O governo dos Estados Unidos abriu, nesta terça-feira (15), uma investigação formal contra o Brasil, em meio ao agravamento das tensões diplomáticas e comerciais entre os dois países. A apuração ficará a cargo do USTR (Escritório do Representante de Comércio dos EUA) e abrange temas como comércio eletrônico, importações, atuação de redes sociais, desmatamento e propriedade intelectual.
A medida foi notificada em comunicado oficial pelo representante comercial norte-americano, Jamieson Greer. “Sob o comando do presidente Donald Trump, eu abri a investigação sobre os ataques do Brasil às empresas de rede social americanas e outras práticas comerciais injustas”, afirmou.
A ação se baseia na chamada seção 301 da Lei de Comércio dos EUA de 1974, dispositivo que autoriza Washington a adotar retaliações unilaterais – tarifárias e não tarifárias – contra países considerados violadores de práticas comerciais justas. A China e a União Europeia já foram alvo desse mecanismo em disputas anteriores.
A ofensiva foi anunciada poucos dias após Trump informar, por carta enviada ao presidente Luiz Inácio Lula da Silva (PT), a imposição de uma tarifa de 50% sobre os produtos brasileiros exportados aos Estados Unidos. No documento, o presidente americano também instruiu o USTR a abrir a investigação com base na seção 301, criticando diretamente a atuação do Supremo Tribunal Federal (STF), especialmente em decisões que atingem plataformas digitais dos EUA.
Entre os pontos levantados na investigação, os EUA alegam que o Brasil está retaliando redes sociais por não censurarem conteúdos políticos, o que restringiria a operação de empresas americanas no país. O relatório não menciona diretamente o STF, mas o tema foi citado por Trump, que criticou a derrubada temporária da plataforma X/Twitter em 2024 por determinação judicial.
Além disso, o texto menciona “tarifas preferenciais e injustas”, sustentando que o Brasil aplica taxas menores a produtos de países concorrentes dos EUA, comprometendo a competitividade de empresas norte-americanas.
A investigação também acusa o Brasil de falhas na aplicação de medidas anticorrupção e de transparência, sem, no entanto, detalhar quais situações motivaram a acusação. Outro ponto questionado é o suposto desrespeito à propriedade intelectual, com impactos diretos para setores criativos e tecnológicos dos EUA.
No setor energético, os Estados Unidos apontam a ausência de condições justas para o etanol americano. Segundo o USTR, o Brasil teria aumentado substancialmente as tarifas sobre o produto, em movimento contrário às expectativas de abertura de mercado.
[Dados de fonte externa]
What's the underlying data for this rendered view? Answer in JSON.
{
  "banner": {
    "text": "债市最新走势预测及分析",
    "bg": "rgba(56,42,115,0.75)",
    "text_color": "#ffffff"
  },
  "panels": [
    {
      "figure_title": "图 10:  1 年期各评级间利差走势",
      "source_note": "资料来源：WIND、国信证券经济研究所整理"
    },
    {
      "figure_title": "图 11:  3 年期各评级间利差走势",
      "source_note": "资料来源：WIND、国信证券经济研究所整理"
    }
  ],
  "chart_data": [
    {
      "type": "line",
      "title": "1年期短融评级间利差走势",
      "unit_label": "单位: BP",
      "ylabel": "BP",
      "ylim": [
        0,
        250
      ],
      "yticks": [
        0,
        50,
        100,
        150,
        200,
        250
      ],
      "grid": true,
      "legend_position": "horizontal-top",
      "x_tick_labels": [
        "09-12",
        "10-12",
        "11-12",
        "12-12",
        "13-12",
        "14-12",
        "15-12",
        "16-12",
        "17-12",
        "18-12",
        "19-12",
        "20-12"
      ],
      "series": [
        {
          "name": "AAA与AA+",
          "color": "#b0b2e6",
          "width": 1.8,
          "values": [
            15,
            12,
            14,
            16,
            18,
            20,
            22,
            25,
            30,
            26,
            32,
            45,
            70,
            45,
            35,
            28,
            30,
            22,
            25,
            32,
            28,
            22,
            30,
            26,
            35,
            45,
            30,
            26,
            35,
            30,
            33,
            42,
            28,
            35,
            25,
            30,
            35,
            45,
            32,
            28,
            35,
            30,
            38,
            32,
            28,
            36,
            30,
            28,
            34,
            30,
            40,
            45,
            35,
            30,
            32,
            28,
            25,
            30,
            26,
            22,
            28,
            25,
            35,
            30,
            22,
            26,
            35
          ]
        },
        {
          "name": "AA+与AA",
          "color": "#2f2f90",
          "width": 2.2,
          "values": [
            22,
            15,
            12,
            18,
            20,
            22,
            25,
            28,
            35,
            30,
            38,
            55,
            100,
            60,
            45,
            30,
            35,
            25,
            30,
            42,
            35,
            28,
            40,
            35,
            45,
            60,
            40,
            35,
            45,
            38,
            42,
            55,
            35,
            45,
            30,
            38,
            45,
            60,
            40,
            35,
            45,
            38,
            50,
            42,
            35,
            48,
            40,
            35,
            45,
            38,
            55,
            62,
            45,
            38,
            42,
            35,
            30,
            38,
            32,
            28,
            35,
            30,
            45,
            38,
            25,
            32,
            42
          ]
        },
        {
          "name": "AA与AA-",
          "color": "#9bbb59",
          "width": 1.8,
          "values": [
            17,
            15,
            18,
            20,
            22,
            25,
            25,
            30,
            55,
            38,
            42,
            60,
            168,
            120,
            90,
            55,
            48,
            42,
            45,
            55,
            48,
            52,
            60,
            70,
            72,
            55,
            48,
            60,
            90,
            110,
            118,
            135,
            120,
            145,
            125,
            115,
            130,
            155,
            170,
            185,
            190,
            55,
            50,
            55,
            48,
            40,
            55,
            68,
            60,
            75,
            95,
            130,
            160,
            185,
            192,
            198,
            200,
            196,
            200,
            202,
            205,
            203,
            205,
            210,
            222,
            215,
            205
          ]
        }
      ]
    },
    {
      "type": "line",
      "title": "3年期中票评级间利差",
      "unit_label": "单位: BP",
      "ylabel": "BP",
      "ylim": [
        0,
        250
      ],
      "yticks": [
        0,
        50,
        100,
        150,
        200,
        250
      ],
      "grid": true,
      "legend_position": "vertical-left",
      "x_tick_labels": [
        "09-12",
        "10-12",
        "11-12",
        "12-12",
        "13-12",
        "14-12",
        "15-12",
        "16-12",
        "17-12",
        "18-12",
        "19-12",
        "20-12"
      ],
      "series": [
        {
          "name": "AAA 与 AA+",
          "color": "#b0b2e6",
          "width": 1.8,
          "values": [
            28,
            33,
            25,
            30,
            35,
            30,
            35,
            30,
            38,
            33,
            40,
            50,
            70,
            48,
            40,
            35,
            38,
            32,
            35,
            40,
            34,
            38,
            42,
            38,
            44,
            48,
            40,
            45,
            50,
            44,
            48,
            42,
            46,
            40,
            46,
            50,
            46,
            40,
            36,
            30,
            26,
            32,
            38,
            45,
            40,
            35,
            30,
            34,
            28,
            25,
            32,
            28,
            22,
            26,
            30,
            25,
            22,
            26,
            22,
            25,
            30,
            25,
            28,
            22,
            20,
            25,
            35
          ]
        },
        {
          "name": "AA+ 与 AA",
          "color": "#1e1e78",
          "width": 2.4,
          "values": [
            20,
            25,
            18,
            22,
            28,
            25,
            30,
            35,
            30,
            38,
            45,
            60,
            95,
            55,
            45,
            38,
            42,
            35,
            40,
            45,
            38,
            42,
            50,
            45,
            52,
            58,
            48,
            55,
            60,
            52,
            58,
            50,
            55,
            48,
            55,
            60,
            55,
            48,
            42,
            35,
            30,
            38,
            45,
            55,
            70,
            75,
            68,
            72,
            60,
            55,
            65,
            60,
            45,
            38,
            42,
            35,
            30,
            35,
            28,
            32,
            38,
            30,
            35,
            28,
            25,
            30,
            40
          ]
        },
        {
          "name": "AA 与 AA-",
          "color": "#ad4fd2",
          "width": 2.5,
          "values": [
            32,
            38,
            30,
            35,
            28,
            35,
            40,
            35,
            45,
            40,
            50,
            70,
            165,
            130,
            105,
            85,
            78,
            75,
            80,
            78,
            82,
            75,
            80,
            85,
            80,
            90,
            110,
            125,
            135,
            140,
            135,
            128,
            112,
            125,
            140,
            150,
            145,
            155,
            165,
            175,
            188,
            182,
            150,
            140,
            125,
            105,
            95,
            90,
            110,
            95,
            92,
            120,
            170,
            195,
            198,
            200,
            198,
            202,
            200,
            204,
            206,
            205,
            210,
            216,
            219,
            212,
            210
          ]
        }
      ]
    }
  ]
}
Outro aspecto sensível diz respeito ao meio ambiente. A investigação menciona a alegada incapacidade do Brasil de aplicar de forma efetiva as leis de combate ao desmatamento ilegal, o que, segundo os americanos, também afetaria interesses comerciais.
Para o ex-secretário de Comércio Exterior e advogado Welber Barral, a medida guarda semelhanças com a recém-regulamentada Lei da Reciprocidade brasileira, que foi sancionada por Lula após o anúncio do tarifaço americano. Em sua avaliação, reportada pela Folha de S. Paulo, ele vê que a seção 301 pode resultar não só em elevação tarifária, mas também levar à imposição de cotas, restrições de importação. É, na prática, uma medida que até se parece com a Lei de Reciprocidade brasileira.
Em casos anteriores, como o da China, as medidas adotadas pelos EUA se estenderam por anos. Em 2018, durante o primeiro mandato de Trump, o governo americano aplicou tarifas punitivas que somaram US$ 370 bilhões em produtos chineses. Até hoje, muitas dessas sanções continuam em vigor, e foram inclusive estendidas para setores como o naval.
O Palácio do Planalto, por sua vez, ainda não se pronunciou sobre a nova escalada de Washington.